La amona de Sabino se frota las manos atisbando desde la ventana de la cocina la llegada de nuevos visitantes, trajinando entre pucheros con su delantal impoluto. Visitantes satisfechos, saciados los ojos por la belleza del paisaje, radiantes y con la cartera llena. Mientras la amona charla amablemente con ellos, Blanquita, la princesa de los huevos de marfil, la única tocada por el privilegio de tener nombre, picotea aquí y allí buscando las lombrices más gordas y brillantes.
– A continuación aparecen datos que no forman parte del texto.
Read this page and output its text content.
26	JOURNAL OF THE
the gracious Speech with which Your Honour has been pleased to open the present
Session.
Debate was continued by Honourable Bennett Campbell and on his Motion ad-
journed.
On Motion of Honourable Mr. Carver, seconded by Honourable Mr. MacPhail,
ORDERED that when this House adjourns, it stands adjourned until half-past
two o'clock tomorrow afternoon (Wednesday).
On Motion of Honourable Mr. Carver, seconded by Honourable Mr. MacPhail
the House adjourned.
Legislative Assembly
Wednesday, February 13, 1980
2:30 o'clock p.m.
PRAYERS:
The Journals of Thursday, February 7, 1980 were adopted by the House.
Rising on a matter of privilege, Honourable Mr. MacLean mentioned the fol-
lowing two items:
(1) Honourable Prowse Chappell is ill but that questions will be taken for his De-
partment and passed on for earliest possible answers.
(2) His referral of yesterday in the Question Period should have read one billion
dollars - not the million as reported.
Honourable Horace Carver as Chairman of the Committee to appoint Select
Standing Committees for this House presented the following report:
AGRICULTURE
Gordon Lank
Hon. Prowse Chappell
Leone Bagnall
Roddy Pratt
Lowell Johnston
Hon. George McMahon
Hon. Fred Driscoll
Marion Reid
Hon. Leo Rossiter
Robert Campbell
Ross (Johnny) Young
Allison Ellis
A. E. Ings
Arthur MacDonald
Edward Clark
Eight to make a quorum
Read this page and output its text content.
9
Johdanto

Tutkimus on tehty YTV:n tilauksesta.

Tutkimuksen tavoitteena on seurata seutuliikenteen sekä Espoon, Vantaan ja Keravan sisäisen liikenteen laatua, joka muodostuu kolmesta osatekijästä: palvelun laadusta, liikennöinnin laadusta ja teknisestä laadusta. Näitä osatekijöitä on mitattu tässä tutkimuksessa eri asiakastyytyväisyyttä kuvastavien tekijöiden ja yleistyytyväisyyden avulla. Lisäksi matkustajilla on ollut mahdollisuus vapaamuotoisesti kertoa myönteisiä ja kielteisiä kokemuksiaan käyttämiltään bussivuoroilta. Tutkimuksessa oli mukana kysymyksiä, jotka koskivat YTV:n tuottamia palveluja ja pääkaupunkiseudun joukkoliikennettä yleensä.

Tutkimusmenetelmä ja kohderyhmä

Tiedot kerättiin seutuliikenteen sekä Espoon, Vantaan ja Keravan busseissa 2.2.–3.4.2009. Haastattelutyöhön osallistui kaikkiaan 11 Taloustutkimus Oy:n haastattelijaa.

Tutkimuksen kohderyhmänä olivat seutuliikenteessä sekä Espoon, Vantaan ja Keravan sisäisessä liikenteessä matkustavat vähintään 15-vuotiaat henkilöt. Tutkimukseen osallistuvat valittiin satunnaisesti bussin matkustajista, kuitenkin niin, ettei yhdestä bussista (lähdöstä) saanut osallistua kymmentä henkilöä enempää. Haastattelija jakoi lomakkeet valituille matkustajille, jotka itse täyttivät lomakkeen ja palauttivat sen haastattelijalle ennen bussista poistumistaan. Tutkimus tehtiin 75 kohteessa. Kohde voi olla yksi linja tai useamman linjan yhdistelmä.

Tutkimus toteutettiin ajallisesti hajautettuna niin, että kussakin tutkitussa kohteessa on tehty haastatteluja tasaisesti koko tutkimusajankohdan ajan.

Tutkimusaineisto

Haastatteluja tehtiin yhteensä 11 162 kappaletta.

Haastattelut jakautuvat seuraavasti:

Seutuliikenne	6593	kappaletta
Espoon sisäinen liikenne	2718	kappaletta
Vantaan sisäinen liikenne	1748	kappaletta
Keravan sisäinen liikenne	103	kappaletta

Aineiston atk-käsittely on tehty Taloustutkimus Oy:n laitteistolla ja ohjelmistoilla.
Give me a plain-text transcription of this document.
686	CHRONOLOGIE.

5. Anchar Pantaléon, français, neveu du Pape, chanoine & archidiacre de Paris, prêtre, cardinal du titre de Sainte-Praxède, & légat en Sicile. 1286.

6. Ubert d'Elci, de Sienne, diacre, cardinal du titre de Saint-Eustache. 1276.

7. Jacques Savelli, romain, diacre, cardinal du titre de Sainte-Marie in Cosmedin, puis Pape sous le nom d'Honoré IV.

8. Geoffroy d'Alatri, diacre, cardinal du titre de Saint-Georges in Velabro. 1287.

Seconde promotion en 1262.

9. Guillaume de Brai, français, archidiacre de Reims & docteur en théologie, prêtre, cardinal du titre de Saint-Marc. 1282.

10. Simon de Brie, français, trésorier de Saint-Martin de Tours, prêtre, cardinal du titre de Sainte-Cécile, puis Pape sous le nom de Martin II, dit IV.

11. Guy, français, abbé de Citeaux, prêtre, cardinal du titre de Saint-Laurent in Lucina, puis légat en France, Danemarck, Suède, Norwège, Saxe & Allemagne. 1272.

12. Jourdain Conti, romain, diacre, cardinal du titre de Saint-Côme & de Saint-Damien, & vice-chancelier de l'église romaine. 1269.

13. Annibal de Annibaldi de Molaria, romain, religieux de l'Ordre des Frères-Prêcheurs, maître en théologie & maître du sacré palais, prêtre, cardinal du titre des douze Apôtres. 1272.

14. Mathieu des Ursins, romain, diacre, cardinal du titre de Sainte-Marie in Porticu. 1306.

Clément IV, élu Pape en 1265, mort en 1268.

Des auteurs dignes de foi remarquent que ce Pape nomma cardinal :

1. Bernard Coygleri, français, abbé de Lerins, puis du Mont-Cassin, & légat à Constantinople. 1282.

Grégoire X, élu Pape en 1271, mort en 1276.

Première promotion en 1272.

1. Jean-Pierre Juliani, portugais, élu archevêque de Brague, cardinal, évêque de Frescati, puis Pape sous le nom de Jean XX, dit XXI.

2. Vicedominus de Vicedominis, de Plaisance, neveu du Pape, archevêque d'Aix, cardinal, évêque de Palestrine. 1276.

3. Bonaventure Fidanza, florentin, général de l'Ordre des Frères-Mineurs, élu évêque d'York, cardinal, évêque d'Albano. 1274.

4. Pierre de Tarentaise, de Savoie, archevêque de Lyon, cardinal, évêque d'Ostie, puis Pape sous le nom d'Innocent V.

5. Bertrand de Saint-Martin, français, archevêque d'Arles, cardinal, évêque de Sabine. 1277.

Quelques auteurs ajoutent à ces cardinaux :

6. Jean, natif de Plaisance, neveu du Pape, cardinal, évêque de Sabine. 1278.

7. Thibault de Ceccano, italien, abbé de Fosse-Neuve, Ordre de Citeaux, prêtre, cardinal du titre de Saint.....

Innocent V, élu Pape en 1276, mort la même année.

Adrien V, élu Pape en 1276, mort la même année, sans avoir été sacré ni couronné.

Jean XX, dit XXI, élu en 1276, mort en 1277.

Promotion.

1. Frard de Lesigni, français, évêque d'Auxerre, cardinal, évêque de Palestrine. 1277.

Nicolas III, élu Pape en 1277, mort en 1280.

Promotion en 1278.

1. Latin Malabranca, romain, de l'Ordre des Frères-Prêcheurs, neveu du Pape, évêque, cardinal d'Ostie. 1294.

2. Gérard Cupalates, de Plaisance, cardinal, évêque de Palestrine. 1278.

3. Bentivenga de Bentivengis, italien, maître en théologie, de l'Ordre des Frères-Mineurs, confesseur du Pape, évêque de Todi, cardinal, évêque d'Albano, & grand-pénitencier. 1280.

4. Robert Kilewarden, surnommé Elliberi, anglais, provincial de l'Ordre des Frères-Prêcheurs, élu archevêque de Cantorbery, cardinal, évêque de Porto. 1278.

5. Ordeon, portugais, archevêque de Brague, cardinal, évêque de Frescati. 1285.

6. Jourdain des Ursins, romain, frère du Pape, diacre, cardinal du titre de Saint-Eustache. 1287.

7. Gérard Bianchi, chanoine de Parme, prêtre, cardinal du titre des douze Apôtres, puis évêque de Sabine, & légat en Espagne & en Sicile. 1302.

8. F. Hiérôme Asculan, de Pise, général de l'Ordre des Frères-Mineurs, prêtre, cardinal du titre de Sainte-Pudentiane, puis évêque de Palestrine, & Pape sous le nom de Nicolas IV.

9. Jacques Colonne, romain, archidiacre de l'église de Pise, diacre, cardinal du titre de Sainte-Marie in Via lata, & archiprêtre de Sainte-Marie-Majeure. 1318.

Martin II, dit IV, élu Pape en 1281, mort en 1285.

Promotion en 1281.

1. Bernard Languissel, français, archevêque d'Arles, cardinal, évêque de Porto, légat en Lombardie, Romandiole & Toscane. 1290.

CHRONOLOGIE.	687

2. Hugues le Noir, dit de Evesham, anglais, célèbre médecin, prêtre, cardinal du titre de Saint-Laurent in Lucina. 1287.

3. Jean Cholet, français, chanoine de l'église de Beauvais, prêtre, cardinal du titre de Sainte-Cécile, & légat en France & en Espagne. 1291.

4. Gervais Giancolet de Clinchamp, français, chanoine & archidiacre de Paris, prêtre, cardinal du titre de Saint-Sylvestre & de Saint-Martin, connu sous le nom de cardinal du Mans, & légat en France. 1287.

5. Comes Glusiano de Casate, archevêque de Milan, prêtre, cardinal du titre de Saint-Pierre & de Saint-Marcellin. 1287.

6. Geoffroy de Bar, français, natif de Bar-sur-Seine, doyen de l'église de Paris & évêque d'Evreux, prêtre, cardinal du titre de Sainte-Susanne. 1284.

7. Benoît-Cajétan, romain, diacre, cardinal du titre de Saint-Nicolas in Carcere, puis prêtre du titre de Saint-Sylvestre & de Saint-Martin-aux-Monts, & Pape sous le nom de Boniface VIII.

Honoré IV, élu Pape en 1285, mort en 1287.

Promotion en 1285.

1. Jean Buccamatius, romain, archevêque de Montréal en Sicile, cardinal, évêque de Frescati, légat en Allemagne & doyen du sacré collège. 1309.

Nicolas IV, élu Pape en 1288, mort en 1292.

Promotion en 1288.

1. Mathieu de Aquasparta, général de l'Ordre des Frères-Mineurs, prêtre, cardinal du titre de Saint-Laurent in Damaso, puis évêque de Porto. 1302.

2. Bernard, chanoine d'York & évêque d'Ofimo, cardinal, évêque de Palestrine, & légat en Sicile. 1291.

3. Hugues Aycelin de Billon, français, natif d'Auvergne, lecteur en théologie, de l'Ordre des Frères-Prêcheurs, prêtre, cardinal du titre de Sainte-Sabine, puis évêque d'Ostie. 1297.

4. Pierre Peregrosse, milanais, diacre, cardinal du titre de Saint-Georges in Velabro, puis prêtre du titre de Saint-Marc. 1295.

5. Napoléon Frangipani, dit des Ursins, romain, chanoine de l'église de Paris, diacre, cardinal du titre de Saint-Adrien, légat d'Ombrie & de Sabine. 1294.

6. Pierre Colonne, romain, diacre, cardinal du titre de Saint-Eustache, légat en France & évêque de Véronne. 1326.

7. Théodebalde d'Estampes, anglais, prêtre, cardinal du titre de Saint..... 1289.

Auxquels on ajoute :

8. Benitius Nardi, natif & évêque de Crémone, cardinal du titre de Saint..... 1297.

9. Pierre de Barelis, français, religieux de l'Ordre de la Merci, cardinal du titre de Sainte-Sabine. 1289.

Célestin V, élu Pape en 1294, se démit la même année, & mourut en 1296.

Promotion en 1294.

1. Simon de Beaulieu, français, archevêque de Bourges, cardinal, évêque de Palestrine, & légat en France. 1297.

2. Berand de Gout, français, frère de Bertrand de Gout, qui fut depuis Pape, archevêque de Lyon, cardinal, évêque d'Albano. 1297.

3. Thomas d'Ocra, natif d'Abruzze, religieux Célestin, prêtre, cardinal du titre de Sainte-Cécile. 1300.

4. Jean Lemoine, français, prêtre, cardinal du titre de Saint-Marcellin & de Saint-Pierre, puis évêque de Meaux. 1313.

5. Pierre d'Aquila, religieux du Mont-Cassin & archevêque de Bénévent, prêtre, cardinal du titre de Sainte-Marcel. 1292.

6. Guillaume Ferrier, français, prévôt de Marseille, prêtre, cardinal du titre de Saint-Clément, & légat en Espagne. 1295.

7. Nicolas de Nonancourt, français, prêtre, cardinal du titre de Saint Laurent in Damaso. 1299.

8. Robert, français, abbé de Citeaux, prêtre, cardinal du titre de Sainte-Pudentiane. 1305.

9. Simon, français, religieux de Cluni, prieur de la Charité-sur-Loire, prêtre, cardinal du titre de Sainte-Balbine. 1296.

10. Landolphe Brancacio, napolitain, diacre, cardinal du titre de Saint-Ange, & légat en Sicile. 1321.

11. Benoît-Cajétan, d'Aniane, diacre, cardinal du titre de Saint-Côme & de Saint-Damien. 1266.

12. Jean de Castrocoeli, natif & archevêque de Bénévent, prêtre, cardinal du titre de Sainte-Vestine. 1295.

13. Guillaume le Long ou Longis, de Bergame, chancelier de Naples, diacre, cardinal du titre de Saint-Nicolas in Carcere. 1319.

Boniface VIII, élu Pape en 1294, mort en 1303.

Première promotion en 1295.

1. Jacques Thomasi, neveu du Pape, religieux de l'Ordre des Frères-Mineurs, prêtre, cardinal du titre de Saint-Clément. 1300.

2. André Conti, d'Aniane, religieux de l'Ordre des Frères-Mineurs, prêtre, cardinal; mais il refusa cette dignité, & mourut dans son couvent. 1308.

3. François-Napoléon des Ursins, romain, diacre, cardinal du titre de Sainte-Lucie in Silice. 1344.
Hoy he pasado de nuevo por Gaztarrotz en compañía de Idoia y de Txema. Aunque he estado varias veces allí, no me había asomado nunca al vallecito de Labetxu. Un pequeño arroyo desagua, saltando de roca en roca, directamente en el mar conducido entre paredes de formas irreales y colores imposibles. Un lugar que merece la pena visitar. Un lugar cuyas formaciones hemos visto mil y una veces en fotografías, creyendo ver más el efecto de la manipulación del artista que la creación espontánea de la Naturaleza, hasta que las contemplamos directamente. Sin intermediarios.
Hay que ir y verlo. Sencillamente.
Zoragarria, Rafa. Opari bat begientzat.
Mila esker, Joseba!
Uf! Precioso: el texto, las fotos…creo que el texto y las fotos! Ha mejorado mi prolongado desayuno postguardia. Mila esker!
Un placer, Marilis, y un privilegio, ser cómplice de esos buenos momentos. Gracias a ti.